NLRB Limits Employer Releases
Further, in February 2023, the NLRB decided in McLaren Macomb, that when employers separate from employees and provide them with severance, the employers can no longer require or ask non-supervisory employees to keep the employment release and terms of the release confidential, or to sign non-disparagement clauses.
Proposed NY Bill Limiting “At Will” Employment
Lastly, an example of a proposed law that would greatly expand employee rights is New York’s proposed Wrongful Discharge bill. This proposed bill would safeguard employees from termination and would give employees remedies for possible wrongful discharges. The bill states that it would only consider a discharge to be wrongful if it is not for “good cause.” The bill defines good cause as “any reasonable job-related grounds” which encompasses employee failure to satisfactorily perform job duties; disruption of employer operations; repeated violations of employer policies, among others. Such a dramatic shift from at-will employment following the Covid-19 pandemic, would offer average employees extensive protection.

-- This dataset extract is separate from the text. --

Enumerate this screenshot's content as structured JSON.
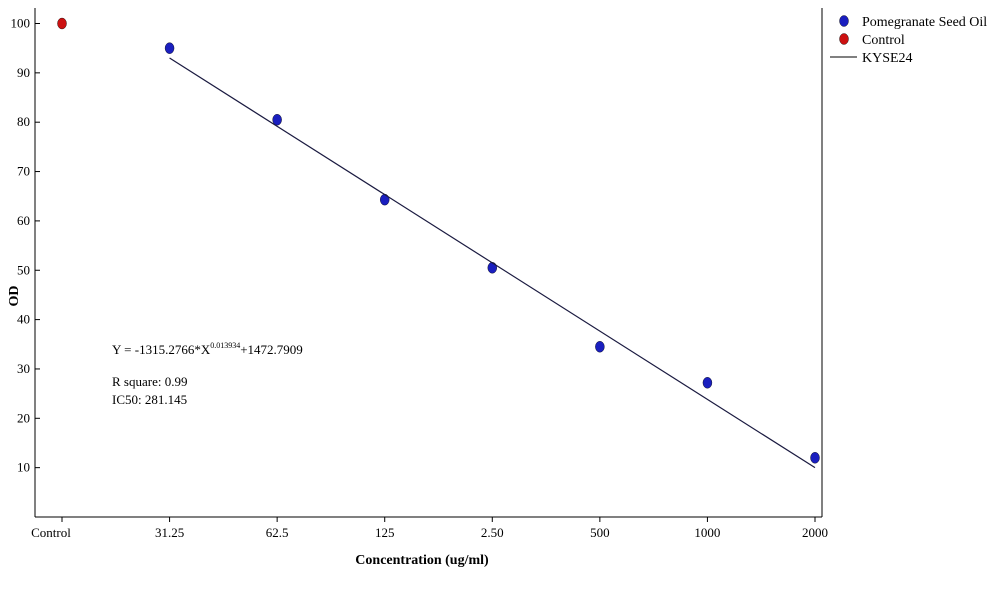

It is clear that the past few years have brought dynamic change to the traditional office setting in physical and internal ways, shifting the balance closer to the employee side of the equation. With the expansion of these employee protections, the challenge is for organizations to provide their employees with attractive, state-of-the-art policies, that reflect these laws and movements and are fairly administered.
This changing dynamic has increased the need for the guidance we provide on a daily basis. We partner with our organizations in all industries and sizes, as they refresh their internal policies, improve their workplace culture, and develop creative methods of attracting new and engaging existing employees, in a permanently altered workplace.